Publisher: Graywolf Press
ISBN: 1555979645
Category : Poetry
Languages : en
Pages : 105
Book Description
The 2016 winner of the Walt Whitman Award of the Academy of American Poets, selected by Carolyn Forché When I make the crossing, you must not be taken no matter what the current gives. When we reach the camp, there will be thousands like us. If I make it onto the plane, you must follow me to the roads and waiting pastures of America. We will not ride the water today on the shoulders of buffalo as we used to many years ago, nor will we forage for the sweetest mangoes. I am refugee. You are too. Cry, but do not weep. —from “Transmigration” Afterland is a powerful, essential collection of poetry that recounts with devastating detail the Hmong exodus from Laos and the fate of thousands of refugees seeking asylum. Mai Der Vang is telling the story of her own family, and by doing so, she also provides an essential history of the Hmong culture’s ongoing resilience in exile. Many of these poems are written in the voices of those fleeing unbearable violence after U.S. forces recruited Hmong fighters in Laos in the Secret War against communism, only to abandon them after that war went awry.

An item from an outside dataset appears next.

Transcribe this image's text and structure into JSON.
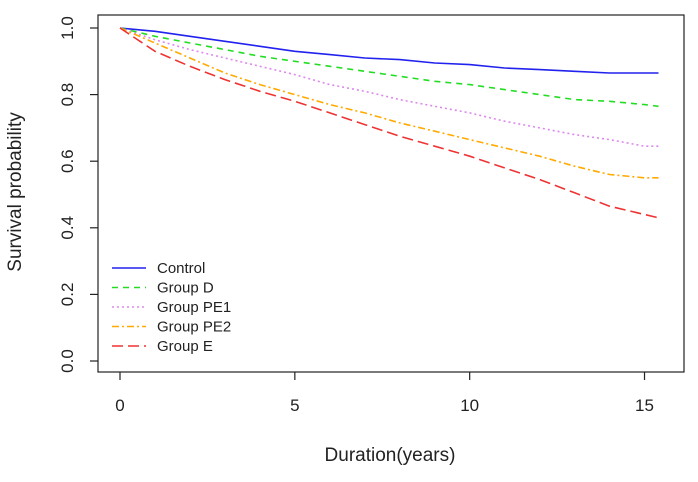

That history is little known or understood, but the three hundred thousand Hmong now living in the United States are living proof of its aftermath. With poems of extraordinary force and grace, Afterland holds an original place in American poetry and lands with a sense of humanity saved, of outrage, of a deep tradition broken by war and ocean but still intact, remembered, and lived.